The figures presently available say that the average earnings of a CEO for the top 350 corporations in America is $21 million annually. Does this make sense?
In Los Angeles, which is a city with high salaries, a delivery man makes around $43,000 annually. Therefore, the average CEO earns 388 times that of the delivery man. By the way, the average CEO to worker pay ratio found by Public Citizen is 310 to 1, not 388 to 1.
Why don’t these corporations buy highly educated people for much less? For example, you can hire a Harvard lawyer with 30 years experience in Los Angeles for less than $1 million annually. So you could hire three such people for one-seventh of the amount the average CEO is paid. Tim Cook at Apple is paid $133 million annually. Isn’t that getting a bit insane?
What does a CEO do that is worth so much? Make decisions for the corporation based on experience, and represent the leadership within the corporation and in public. The representation can be done effectively by a good public relations officer. The decisions can be made effectively by two or three smart people with experience in the industry. The entire package shouldn’t be more than $3 million a year, tops. That would mean that $18 million of Cook’s salary could go for other purposes. Like paying the workers another $5,000 annually, perhaps? That would pay for 3600 raises. Creating a much happier workforce. Or maybe just money to go to the shareholders.

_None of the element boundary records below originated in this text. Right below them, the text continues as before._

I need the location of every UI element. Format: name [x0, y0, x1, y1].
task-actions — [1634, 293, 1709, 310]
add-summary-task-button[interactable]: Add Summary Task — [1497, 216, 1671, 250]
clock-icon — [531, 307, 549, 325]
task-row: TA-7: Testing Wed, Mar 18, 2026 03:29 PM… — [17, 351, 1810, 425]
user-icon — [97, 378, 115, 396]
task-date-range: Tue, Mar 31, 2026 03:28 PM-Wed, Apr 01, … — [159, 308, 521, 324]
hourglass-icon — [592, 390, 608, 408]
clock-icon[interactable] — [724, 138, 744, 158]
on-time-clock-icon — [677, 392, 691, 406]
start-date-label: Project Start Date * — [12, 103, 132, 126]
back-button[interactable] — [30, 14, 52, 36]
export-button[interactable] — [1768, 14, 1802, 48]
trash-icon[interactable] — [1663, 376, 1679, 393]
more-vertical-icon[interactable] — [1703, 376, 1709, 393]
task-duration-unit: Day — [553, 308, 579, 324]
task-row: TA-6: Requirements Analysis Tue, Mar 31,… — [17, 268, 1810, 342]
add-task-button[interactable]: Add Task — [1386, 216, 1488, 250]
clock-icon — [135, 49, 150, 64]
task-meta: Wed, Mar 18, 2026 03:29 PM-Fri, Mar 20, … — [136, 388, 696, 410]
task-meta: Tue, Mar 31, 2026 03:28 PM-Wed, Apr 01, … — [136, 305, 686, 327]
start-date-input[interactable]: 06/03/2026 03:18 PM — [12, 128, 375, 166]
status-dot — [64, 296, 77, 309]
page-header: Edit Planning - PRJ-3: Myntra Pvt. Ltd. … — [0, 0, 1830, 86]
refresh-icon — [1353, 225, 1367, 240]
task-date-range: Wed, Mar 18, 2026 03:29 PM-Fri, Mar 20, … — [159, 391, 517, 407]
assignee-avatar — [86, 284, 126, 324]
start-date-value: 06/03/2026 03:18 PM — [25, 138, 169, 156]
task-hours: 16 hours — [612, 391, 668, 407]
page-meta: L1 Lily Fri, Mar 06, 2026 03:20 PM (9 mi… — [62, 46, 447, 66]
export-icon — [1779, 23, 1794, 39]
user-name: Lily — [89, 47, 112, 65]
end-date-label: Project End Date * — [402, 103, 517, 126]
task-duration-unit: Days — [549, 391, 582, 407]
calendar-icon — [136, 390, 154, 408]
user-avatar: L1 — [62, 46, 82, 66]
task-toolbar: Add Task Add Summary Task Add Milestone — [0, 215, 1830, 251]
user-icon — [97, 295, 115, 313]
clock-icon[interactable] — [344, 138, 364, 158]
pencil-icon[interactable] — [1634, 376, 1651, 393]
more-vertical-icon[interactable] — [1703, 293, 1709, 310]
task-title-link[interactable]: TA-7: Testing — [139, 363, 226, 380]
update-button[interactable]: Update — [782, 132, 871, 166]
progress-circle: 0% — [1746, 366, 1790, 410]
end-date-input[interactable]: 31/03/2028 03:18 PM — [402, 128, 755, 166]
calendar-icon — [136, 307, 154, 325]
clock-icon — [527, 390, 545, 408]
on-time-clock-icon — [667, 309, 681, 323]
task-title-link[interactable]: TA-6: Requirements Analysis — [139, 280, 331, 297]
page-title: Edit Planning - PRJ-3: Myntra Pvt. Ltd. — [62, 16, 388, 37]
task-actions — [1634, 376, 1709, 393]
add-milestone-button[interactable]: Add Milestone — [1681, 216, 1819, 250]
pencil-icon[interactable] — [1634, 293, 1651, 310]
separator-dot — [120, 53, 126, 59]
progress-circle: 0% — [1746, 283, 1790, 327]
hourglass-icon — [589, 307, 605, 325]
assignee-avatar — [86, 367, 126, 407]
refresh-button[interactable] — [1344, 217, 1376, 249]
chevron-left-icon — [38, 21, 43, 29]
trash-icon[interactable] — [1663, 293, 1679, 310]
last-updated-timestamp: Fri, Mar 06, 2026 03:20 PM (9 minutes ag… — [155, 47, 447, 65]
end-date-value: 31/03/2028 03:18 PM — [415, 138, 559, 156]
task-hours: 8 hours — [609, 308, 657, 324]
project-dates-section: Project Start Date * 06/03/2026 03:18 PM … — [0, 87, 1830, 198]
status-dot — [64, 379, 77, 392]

Why aren’t the shareholders complaining? Sometimes because the CEO and his/her buddies hold most of the shares. But in the case of Apple, the largest shareholder is Vanguard, with 7.83% of the shares. But Vanguard’s interests are actually the property of its investors. With that kind of leverage, why isn’t Vanguard demanding a cut in salary for Time Cook? If the $18 million went to the Apple shareholders, Vanguard would get $1.4 million. You’d figure that rational shareholders might want a piece of that action.
If you cut all the CEO salaries at an average of $18 million saving per company, then the 350 companies together would get back $6.3 billion collectively. Now, that isn’t peanuts. Shucks, if those companies collectively invested an additional $6.3 billion in production development, we could probably expect some real improvements in product and services. But instead of paying the CEO something reasonable ($1 million? $3 million) they are forking out $21 million on average.
Apple could pay Time Cook $5 million and net $128 million for the shareholders or for the development of products. Or Apple could go around buying up local companies by the fistful and thereby get even more money in the kitty.
The top three institutional owners of Apple are Vanguard, Blackrock, and Berkshire Hathaway, which collectively hold over 20% of the stock. The rational thing for those three institutions to do is question how much Cook should be paid. Of course, they don’t, because the people controlling those entities are buddies with Cook and don’t want to take away money from him.
All of this goes to show that capitalism is not economics. It is cronyism. The system is designed to shove money into the pockets of those in control. If Apple were really controlled through true capitalism, the money that is paid to Cook would go to the shareholders or into corporate investment. (Cook only holds 0.02% of the total Apple stock). So: don’t believe that capitalism is a rational system to maximize profits for the owners. It isn’t.